This is a cool video demonstration of how Akamai’s NOCC works
This isn’t huge news or anything but more of an interesting tidbit of information about RIM for those who don’t know. RIM uses the services of a really cool company called Akamai to cache their pages globally. Akamai is a very well known company as they service some of the biggest companies in the world including Apple. Apple’s iTunes uses Akamai’s caching service to avoid the servers being overwhelmed. Songs, videos, Podcasts etc. are distributed by Akamai across their network of over 20,000 servers, which are placed at the ISP level across more than 70 countries. The traffic is routed using complex algorithms to direct each request to the right server so traffic can be efficiently managed. Not only does RIM use this service to cache web pages, but App World also uses this service to protect servers against crashing.

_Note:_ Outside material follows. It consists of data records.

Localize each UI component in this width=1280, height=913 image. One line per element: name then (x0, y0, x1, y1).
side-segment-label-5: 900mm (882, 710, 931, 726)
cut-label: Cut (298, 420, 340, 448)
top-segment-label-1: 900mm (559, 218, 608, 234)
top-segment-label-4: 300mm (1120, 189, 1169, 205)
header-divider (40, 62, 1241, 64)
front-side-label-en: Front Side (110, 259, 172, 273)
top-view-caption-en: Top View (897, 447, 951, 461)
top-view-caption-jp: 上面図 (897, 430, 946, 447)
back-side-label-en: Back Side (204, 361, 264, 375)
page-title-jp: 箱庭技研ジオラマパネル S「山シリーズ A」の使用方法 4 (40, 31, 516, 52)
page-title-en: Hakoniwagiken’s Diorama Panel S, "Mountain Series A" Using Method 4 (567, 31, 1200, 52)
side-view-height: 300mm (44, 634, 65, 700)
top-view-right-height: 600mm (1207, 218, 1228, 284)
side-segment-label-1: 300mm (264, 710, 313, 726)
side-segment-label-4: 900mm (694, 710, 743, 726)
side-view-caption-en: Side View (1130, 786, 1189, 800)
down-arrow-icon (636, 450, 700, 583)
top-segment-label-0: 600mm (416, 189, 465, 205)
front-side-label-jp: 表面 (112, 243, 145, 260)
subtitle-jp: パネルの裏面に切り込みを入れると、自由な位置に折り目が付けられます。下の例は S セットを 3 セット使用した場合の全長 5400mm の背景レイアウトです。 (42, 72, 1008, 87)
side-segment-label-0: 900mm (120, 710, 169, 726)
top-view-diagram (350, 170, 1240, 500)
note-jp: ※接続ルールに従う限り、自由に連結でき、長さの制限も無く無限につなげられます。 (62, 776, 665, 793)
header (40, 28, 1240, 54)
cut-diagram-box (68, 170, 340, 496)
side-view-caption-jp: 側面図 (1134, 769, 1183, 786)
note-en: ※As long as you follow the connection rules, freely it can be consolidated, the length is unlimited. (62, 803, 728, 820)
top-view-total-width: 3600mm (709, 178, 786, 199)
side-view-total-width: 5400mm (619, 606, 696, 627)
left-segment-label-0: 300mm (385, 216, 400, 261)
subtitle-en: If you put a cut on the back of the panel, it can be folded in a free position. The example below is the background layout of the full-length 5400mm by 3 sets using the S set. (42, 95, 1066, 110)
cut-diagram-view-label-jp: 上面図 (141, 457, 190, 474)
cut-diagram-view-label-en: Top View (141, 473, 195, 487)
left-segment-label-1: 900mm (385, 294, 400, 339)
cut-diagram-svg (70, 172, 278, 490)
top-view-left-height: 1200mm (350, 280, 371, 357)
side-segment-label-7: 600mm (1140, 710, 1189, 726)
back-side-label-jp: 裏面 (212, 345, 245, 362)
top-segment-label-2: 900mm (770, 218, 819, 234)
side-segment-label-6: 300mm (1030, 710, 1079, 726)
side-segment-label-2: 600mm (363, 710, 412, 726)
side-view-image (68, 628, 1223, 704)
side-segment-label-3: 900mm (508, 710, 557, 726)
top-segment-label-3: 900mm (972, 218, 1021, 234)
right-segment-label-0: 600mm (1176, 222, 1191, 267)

Another random benefit of having your pages cached by Akamai is that when you are making updates to your website, the end user will never know. If a new product is about to launch, or information needs to be changed, RIM can update the information and the end user will only be hitting the cached paged.
Akamai was founded in 1998 by then-MIT graduate student Daniel Lewin, along with MIT Applied Mathematics professor Tom Leighton and MIT Sloan School of Management students Jonathan Seelig and Preetish Nijhawan. Leighton still serves as Akamai’s Chief Scientist, while Lewin was killed aboard American Airlines flight 11 which crashed in the September 11 attacks of 2001.
It should be interesting to see how Akamai continues to protect RIM’s servers as BlackBerry becomes increasingly popular around the world. Considering App World is about to launch in China, and is already available in some very populated regions around the world, RIM’s servers will be under more pressure than ever.